Modo geral, é possível viver sem assistir o Endless Eight completo, sendo preferível assistir o primeiro, segundo e oitavo episódios para fechar o argumento em si. Essa grande piada da produção (pois na light novel isso não é levado tão a sério) pode ter custado caro, mas só fez aumentar a popularidade — ainda que por vias negativas — e tratou de imortalizar a obra de vez como um “evento canônico” da cultura pop japonesa: é impossível esquecer a voz da irmã de Kyon repetindo a mesma frase, não importa quantos anos tenham se passado.
Kyon-kun, denwa!
Kyon-kun, o telefone!
God knows
Suzumiya Haruhi não inventa a roda e muito menos o gênero slice-of life. É verdade que o status cult que ganhou ao longo dos anos tem a ver com a febre por Haruhi em 2006, e hoje a produção não é tão lembrada senão pelos fãs mais ferrenhos de anime, contudo, em retroflexo, Suzumiya tem os seus méritos.
Haruhi é um projeto ousado e que poderia ou não dar certo hoje em dia, mas transmitir oito episódios quase idênticos em rede nacional é um movimento no mínimo audaz, e na opinião de quem vos fala um grande comprometimento com a arte, ainda que o único entretenimento que saia disso seja mórbido, e parece improvável para uma geração cada vez mais imediatista.
Para além do Eterno Agosto, mesmo sem uma animação das mais primorosas, o roteiro consegue sintetizar o espírito de acolhimento e deslocamento dos personagens da obra. Ao fim de horas de Haruhi, você vira também um membro da SOS Brigade, um sentimento que poucas obras conseguem fazer com louvor, como é o caso de “Steins;Gate”.
Será que Haruhi tem algum nível de ciência de seus poderes? Qual vai ser a próxima loucura que ela vai aprontar? Por que temos uma criatura alienígena tomando forma humana? Os mistérios podem ser os mais absurdos, porém. abordados de forma leve, a audiência é posta em uma rotina da qual quer fazer parte, um grupo de amigos zero convencional, e levar-se à época de colegial.
Falando em colegial, além de sintetizar esse sentimento de nostalgia por algo que muitos ainda podiam nem ter vivido (a graduação, os últimos anos de colégio…) — pois muitos fãs eram crianças à época — Suzumiya Haruhi faz o excelente trabalho de capturar a energia de um anime de seu tempo, desde referências até piadas, o que não quer dizer que (re)assistir Haruhi nos dias de hoje tenha se tornado datado.

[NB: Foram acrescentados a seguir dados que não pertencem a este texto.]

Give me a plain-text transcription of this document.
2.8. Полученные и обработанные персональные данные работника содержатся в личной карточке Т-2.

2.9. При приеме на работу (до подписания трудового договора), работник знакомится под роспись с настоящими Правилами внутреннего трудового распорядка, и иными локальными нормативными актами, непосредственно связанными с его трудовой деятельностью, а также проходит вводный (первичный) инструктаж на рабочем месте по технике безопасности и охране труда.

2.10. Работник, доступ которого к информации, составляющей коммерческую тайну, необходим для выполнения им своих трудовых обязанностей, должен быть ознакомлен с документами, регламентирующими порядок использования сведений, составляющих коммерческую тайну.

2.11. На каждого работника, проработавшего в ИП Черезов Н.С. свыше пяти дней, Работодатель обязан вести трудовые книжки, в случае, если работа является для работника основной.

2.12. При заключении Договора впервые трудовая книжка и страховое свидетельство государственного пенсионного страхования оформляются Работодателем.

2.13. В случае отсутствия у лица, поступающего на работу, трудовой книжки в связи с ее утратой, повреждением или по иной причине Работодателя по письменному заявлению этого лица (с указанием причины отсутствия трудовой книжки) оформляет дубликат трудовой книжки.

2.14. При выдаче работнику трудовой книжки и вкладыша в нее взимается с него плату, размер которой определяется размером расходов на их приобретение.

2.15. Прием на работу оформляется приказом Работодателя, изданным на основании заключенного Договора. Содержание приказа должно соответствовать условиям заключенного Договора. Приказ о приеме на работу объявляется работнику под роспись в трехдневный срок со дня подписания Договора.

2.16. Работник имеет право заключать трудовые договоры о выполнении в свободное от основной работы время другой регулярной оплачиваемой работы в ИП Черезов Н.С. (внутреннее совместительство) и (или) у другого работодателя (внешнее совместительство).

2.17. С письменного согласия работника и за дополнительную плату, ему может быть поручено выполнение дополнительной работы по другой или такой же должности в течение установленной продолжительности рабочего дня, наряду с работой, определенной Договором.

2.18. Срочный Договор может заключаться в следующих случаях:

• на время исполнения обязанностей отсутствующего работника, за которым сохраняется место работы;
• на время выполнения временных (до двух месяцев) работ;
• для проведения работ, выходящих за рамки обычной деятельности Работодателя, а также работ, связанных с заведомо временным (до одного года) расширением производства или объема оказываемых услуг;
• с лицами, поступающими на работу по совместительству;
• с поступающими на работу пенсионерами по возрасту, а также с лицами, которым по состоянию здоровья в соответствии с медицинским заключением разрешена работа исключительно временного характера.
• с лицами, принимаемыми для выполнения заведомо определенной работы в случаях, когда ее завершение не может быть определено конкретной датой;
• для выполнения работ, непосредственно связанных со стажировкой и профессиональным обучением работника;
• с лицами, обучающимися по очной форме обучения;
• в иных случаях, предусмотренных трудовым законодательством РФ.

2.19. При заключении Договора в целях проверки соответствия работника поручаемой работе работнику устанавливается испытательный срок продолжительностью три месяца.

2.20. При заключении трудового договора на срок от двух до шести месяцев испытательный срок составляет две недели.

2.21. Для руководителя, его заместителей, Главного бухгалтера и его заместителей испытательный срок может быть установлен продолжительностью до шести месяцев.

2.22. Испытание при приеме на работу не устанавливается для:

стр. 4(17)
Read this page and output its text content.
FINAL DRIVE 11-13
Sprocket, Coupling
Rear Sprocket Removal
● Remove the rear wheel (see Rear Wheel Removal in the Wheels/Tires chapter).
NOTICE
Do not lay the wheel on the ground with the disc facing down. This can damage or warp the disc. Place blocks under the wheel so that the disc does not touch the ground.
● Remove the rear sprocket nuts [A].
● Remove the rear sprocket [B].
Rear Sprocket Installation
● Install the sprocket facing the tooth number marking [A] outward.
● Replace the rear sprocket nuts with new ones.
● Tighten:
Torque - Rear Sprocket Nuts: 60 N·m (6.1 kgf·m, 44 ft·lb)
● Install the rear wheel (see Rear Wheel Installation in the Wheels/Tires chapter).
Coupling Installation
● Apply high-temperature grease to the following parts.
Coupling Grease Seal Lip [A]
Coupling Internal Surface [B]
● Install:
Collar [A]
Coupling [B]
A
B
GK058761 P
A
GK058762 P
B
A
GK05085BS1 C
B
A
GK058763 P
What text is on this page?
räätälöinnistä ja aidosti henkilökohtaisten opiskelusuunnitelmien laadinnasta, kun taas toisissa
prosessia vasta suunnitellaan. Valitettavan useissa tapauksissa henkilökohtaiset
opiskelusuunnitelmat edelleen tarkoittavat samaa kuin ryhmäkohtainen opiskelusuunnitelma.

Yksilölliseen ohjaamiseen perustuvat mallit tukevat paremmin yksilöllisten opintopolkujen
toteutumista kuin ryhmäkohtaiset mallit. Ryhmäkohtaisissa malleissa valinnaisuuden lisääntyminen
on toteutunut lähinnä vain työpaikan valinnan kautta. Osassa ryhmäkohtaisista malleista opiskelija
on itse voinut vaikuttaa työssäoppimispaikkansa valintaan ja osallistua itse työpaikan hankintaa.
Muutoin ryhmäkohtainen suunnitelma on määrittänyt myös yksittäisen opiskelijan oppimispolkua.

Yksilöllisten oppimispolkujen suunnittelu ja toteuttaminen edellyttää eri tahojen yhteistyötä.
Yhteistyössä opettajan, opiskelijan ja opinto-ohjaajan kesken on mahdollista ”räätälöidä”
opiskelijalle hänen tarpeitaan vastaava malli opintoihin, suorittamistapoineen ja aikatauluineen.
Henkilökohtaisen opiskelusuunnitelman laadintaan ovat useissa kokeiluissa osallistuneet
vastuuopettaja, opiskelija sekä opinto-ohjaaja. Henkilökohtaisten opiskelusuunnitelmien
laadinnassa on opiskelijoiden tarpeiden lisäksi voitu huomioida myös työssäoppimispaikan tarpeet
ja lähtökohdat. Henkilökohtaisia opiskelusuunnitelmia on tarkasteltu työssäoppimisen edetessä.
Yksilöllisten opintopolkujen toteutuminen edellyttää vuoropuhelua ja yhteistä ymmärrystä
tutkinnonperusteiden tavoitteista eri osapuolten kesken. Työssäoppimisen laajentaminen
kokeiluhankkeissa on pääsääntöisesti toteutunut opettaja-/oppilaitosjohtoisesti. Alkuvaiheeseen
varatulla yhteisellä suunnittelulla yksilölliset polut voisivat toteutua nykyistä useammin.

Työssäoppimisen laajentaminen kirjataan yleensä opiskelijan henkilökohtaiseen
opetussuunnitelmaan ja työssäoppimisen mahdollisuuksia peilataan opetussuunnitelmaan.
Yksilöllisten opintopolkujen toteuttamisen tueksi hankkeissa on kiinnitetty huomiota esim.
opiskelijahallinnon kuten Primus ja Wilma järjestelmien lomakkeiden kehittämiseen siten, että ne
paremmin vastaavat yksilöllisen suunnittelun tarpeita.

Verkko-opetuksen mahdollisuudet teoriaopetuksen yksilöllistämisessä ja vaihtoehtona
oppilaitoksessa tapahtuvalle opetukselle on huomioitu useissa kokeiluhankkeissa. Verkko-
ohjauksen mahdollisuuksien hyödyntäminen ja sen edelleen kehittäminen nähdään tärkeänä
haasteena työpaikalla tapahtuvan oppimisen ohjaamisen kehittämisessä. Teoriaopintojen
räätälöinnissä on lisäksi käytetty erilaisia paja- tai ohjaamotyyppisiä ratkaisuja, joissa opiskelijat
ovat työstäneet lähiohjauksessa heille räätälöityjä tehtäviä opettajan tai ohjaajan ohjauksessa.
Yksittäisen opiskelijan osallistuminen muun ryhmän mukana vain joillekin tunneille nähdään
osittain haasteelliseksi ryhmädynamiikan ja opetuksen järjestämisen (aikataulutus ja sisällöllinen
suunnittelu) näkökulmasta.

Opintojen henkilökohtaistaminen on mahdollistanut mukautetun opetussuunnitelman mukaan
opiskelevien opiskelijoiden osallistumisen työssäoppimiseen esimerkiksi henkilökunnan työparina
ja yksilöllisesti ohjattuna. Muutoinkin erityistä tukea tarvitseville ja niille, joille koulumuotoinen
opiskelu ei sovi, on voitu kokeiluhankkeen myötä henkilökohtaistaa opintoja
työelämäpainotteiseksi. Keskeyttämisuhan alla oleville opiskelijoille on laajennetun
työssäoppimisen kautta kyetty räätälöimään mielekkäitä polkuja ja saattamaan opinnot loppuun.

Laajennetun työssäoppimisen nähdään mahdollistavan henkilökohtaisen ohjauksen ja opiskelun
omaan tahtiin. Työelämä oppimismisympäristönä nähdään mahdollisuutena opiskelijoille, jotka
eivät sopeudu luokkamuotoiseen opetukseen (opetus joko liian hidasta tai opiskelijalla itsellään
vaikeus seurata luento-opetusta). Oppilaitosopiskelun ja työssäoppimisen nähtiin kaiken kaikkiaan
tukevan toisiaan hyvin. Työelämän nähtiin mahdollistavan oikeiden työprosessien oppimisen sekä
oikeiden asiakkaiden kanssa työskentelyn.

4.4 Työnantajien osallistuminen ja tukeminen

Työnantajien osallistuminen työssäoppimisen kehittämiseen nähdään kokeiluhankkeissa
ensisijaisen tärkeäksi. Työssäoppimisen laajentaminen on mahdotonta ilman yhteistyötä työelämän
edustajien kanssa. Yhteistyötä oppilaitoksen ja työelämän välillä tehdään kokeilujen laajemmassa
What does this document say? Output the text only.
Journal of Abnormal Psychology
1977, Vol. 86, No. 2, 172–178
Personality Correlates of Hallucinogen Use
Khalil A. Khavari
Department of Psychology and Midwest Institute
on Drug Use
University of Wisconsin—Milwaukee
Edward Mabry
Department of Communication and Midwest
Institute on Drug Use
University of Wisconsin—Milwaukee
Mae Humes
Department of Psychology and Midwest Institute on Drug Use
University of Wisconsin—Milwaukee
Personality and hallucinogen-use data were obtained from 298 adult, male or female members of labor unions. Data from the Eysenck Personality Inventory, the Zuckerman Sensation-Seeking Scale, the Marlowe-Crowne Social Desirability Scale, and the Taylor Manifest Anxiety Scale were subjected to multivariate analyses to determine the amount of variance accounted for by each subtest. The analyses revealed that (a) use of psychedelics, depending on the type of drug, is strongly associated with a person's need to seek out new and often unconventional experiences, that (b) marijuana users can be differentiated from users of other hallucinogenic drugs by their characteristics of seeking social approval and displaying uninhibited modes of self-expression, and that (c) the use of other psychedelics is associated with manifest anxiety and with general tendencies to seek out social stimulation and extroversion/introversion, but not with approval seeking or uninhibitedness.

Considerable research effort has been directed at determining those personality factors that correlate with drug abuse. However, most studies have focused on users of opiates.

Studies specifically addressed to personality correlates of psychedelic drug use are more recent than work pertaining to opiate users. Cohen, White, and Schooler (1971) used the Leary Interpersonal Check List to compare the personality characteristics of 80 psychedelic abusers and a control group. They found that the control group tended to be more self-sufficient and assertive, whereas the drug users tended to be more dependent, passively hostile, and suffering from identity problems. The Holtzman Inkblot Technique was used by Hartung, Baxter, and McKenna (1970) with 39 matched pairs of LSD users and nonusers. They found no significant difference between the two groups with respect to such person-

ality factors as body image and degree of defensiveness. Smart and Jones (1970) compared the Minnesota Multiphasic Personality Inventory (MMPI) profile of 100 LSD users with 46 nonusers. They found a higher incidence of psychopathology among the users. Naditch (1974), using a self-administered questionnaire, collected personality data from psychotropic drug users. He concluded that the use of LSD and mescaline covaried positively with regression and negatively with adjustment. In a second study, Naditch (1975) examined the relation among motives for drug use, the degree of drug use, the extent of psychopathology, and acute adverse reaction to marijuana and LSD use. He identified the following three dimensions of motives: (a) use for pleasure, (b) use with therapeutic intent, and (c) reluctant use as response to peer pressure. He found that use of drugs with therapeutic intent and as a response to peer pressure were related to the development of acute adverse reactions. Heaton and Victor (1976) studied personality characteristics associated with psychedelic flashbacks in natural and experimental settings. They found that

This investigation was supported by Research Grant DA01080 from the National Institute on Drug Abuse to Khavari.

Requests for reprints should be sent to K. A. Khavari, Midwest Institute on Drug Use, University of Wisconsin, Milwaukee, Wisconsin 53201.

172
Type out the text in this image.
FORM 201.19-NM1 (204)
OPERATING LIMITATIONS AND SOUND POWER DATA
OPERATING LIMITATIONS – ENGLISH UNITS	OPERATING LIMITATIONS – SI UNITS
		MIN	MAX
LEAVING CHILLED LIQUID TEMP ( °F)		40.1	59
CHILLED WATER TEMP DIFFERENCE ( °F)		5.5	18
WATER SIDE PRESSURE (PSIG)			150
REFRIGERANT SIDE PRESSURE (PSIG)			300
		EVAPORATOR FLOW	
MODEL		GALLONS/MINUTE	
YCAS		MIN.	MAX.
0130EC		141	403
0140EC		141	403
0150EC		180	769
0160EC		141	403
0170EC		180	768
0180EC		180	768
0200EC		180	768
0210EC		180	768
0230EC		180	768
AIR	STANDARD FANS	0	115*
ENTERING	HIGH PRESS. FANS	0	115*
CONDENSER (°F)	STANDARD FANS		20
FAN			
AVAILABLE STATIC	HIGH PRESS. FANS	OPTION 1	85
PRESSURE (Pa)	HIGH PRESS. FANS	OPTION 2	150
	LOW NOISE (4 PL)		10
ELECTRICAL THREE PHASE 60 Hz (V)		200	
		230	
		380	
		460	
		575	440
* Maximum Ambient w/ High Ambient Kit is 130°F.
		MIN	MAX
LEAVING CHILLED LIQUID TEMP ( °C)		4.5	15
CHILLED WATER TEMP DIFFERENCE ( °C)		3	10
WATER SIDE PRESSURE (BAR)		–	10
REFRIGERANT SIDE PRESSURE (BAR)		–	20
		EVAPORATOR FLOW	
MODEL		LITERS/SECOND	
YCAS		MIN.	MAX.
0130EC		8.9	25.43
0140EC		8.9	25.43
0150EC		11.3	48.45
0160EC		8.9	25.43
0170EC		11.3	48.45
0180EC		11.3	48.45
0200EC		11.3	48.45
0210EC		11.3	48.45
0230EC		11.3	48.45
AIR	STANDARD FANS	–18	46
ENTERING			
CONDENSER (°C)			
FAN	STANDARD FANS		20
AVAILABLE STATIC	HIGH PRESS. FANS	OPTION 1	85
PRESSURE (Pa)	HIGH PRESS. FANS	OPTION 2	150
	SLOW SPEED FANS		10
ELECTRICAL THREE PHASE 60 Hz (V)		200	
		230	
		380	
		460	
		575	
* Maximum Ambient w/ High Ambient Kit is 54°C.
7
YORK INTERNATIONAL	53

É difícil mensurar o que foi o fenômeno Haruhi, mas existe um antes e existe um depois de sua exibição. Para começar, adaptações de light novel eram raras, o que mudou em 180º desde então. De certa forma, dá para pensar que sem Haruhi seria difícil haver o fenômeno “Sword Art Online”, e por consequência a onda de isekai a partir da década de 2010. Além disso, o fator de reassistibilidade é outra jogada genial para um slice of life, criando um anime de conforto, cativando uma legião de fãs, e vendendo toneladas de merchandising — o meme que foi a Hare Hare Yukai Dance, e o que falar do super tema que é “God Knows” cantado pela seiyuu Aya Hirano?
Vale frisar que Suzumiya Haruhi está longe de ser perfeito, algumas partes não envelheceram tão bem como deveriam. Se você está na dúvida do que assistir na próxima vez que parar para sentar, ir de coração aberto para essa experiência dificilmente não será parte memorável de sua memória como espectador, mas tente convencer um amigo ou dois a embarcar nessa —parte da febre de Haruhi está na experiência compartilhada de discutir com seus amigos.